Perspective is a Curious {and Sometimes Humorous} Thing

by | Oct 8, 2014 | 31 Days to London, Encouragement


My post about our new house conjured up quite a bit of feedback from those of you who live in the UK. The glorious gift in blogging is the way it breaks barriers of distance and culture to connect people.

When I mentioned the lack of a clothes dryer in the house, I learned that there is something called a hot press, a closet next to the water heater with shelving. Who knew?

A friend writes, “After you take the damp/wet clothes in after 3 days on the “line”, you iron all of them and put them in the hot press where they will lose the dampness that gives them the nice moldy smell if not dried entirely. The hot press is a life saver!! Some people like to ferment their beer in there too. The possibilities are endless.”

Interesting? Fascinating? More like what in the world?

And this, from a US military chaplain living in the UK, “Get a condenser dryer. It takes more time to dry then US dryers, holds less, and you have to empty the water container every two or three loads, BUT it needs no vent and will plug into any UK outlet.”

Obviously, a dryer without a vent is of higher value than actually drying your clothes in a timely manner. See what I’m learning here people? I will need to hire someone once a week to empty the water container on the dryer every few hours. You all know how distraction is my middle name, right?

When a close friend wrote, using the term white electrical goods in a sentence, H did what all good husbands do. He Googled it.

It turns out there are white goods—major appliances, brown goods—small appliances and shiny goods—consumer electronics (or all the stuff that matters to my son).  See how I taught you something there?

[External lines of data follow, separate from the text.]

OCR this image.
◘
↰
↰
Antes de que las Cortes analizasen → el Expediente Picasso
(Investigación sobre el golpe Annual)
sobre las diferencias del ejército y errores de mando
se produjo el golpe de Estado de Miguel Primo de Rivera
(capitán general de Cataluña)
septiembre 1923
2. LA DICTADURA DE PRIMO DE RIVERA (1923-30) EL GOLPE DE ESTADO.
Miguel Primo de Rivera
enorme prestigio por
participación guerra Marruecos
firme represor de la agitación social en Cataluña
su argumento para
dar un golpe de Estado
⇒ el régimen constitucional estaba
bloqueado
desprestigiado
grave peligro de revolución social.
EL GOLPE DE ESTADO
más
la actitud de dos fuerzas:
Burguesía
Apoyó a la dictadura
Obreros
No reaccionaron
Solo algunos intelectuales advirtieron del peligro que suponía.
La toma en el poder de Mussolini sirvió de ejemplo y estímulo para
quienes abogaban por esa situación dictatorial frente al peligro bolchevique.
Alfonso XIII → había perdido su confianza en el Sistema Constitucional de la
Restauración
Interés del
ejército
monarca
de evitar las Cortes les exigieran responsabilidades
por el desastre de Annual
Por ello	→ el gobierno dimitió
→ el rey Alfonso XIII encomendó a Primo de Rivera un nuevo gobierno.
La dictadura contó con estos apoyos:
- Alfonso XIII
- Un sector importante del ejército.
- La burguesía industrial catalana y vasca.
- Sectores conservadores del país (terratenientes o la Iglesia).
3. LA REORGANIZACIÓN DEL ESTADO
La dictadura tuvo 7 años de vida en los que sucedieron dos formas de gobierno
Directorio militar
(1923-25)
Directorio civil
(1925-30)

And for an added bonus, we discovered an electric chimney is also a hood over the stove.

Wearing damp clothes could be the new vogue, that’s the kind of stuff I’m pondering now. That and how the English language can seem so foreign.

Another friend wrote to tell me she washes her clothes in the shower each week. She wasn’t complaining, just making a comment.

Cue crickets chirping.

And my heart being humbled.

I know, this is a first world problem, this need for comfort and security. Truthfully, when I got her email about washing clothes in a bucket, I repented. I asked God to forgive me for putting ALL THE THINGS on the top of my list instead of trusting Him with my idealism.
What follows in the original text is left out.